In remarks announcing the rule, Sessions said “civil asset forfeiture is a key tool that helps law enforcement defund organized crime, take back ill-gotten gains, and prevent new crimes from being committed, and it weakens the criminals and the cartels.”

But he also made clear in those very remarks just how much this is about money: “Civil asset forfeiture takes the material support of the criminals and instead makes it the material support of law enforcement, funding priorities like new vehicles, bulletproof vests, opioid overdose reversal kits, and better training. In departments across this country, funds that were once used to take lives are now being used to save lives.”

This kind of incentive has led to abuse of this law enforcement tool across the country. The Pennsylvania Supreme Court recently limited the powers of law enforcement there. When a West Philadelphia grandmother who had her home and car taken because her grandson was arrested under suspicion of selling marijuana on her property, her case brought attention to one of the most abusive asset forfeiture regimes, where Philadelphia had seized some $6 million a year on the practice.

Sen. Rand Paul’s FAIR Act, a proposed federal reform of these rules, proposes seized assets go to the general Treasury fund instead of directly to law enforcement, to reduce this incentive.

One of the problems with the new DOJ rule is that “federal adoption” has been used in the past to circumvent state restrictions on forfeiture. Here’s Radley Balko on the pernicious effects of that policy:

The adoption policy is an end-around the state legislatures. It’s one thing if an investigation involves significant participation between federal and state or local law enforcement, and that investigation produces forfeiture proceeds to be divvied up. Such investigations comprise a broader class of forfeitures that are known as ‘equitable sharing’ cases. They’re still problematic, especially if it’s a civil forfeiture that doesn’t require the state to produce any actual criminal charges. But adoption cases are much more pernicious. The sole purpose of the adoption policy is to give police agencies a way to ignore state law. It was devised to let local cases become federal cases with little to no involvement from actual federal law enforcement officials.

This is why the Obama administration tried to phase out the program. As I pointed out at the time, then-Attorney General Eric Holder’s plan to phase out the adoption policy would affect only about 5 to 6 percent of federal civil forfeiture cases. But it would end the policy in states where the legislature (and, presumably, the people) had tried to pass laws protecting people from unjust forfeitures.

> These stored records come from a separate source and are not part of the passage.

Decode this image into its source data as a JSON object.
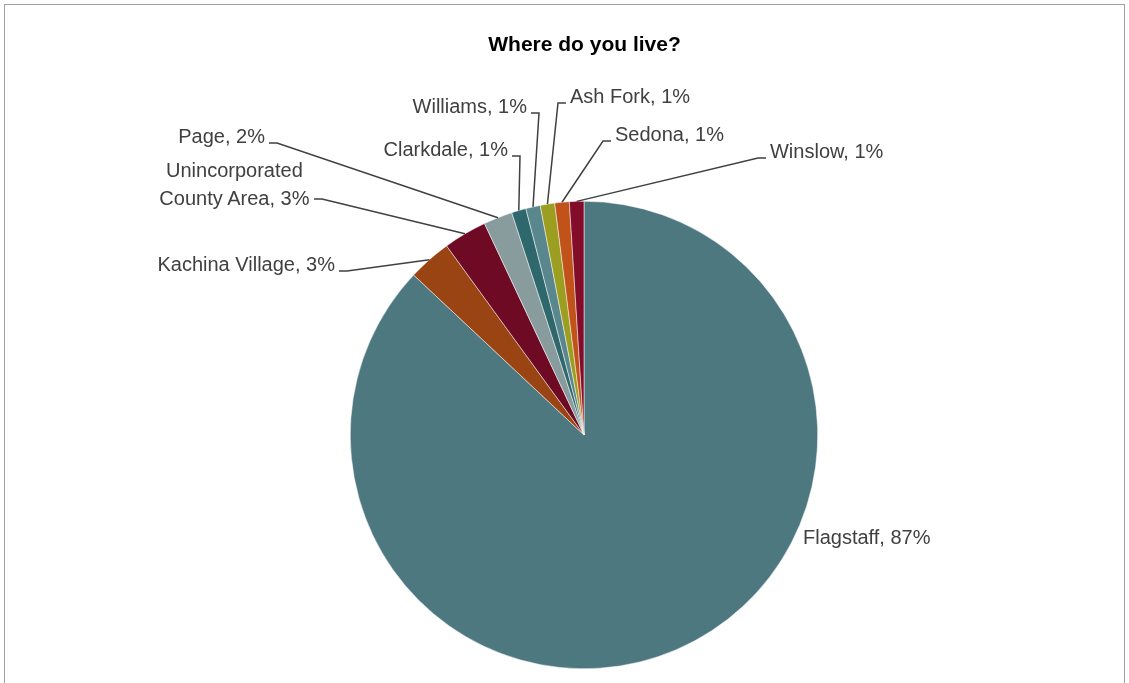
{
  "chart_data": {
    "type": "pie",
    "title": "Where do you live?",
    "categories": [
      "Flagstaff",
      "Kachina Village",
      "Unincorporated County Area",
      "Page",
      "Clarkdale",
      "Williams",
      "Ash Fork",
      "Sedona",
      "Winslow"
    ],
    "values": [
      87,
      3,
      3,
      2,
      1,
      1,
      1,
      1,
      1
    ],
    "value_labels": [
      "87%",
      "3%",
      "3%",
      "2%",
      "1%",
      "1%",
      "1%",
      "1%",
      "1%"
    ],
    "colors": [
      "#4e7880",
      "#9a4414",
      "#6e0a24",
      "#889c9e",
      "#2f686c",
      "#5a878d",
      "#9c9e22",
      "#c0521a",
      "#820c2a"
    ],
    "legend": false
  }
}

The issue of civil asset forfeiture reform has made strange ideological bedfellows for a reason. A 2016 YouGov poll showed 84 percent of Americans opposed asset forfeiture without a conviction. The problems with the practice are obvious and have given reform momentum as it becomes more well-known.

The Trump administration came into office with promises of respecting state decision-making and “draining the swamp.” This decision is a disappointing violation of both.